In most cases, when this ratio is crossed, the kernel threads are already writing, but because disk writes are slower than memory writes, the kernel threads could not keep up with the generation of dirty pages. That has the implication that writes are probably already happening and outstanding, so that the process now doing direct IO not only will have to wait for disk latency instead of memory latency, but also have to queue its IOs behind the already outstanding IO requests, which likely gives them significantly higher latency.
Is also not true. The below balancing is what will happen and thus take more intrusive action, which is how the generation of dirty pages and thus IO write requests is throttled. A task will have to wait.
But there is another mechanism in play that is not widely known as far as I know, which is called 'dirty pages balancing'. This balancing mechanism is provided with the kernel function balance_dirty_pages() and kicks in when a writing process crosses the (vm.dirty_background_ratio + vm.dirty_ratio)/2 limit, so halfway between these parameters. The goal is to prevent the process from reaching vm.dirty_ratio by STALLING the process.

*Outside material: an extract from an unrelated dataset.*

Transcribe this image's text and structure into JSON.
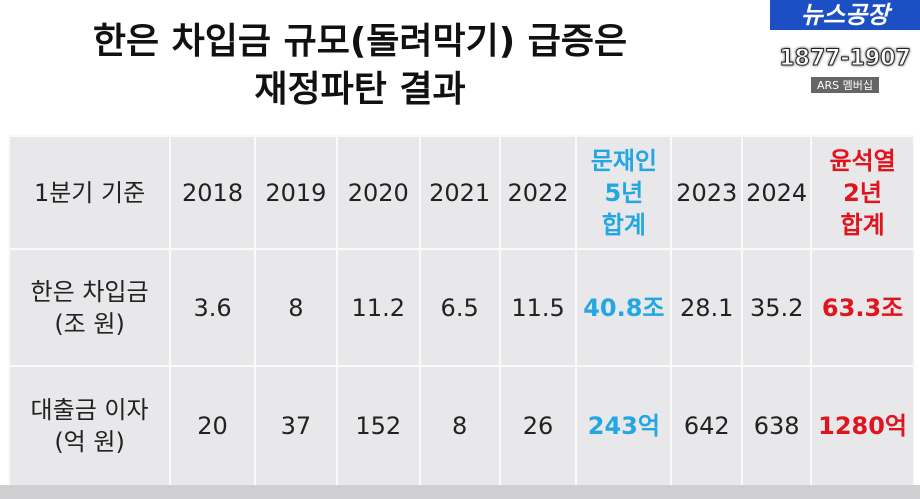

This means that when the process is writing, and is crosses this 'balancing threshold', it could be put to sleep to throttle it, for the sake of preventing it from overloading the system with writes.
This is the exact line that puts a writing process to sleep. Because this is done in a write call, this shows itself as a write taking more time than others, the process being in the D (uninterruptible sleep) state. Because there are no indicators for this sleeping mechanism to have been executed, this can be quite puzzling.
Doing buffered IO is perfectly fine for doing small scale tasks, and the caching really improves the sense of performance.
However, when you use an application that writes significant amounts of data, such as a database, then linux might interfere with writing, which can show itself with varying latency times.
The one mechanism Linux has is to stall writes to make sure memory is not swamped with dirty pages. The common tunables for this are vm.dirty_background_bytes, vm.dirty_background_ratio, vm.dirty_bytes, vm.dirty_ratio, for which either ratio relative to available memory or an absolute amount should be set. The last one of either bytes or ratio set will be the one the kernel uses.
At the end of the day there is no way that the disk/block device speed can improved, only the gracefulness that the oversubscription can be handled by linux.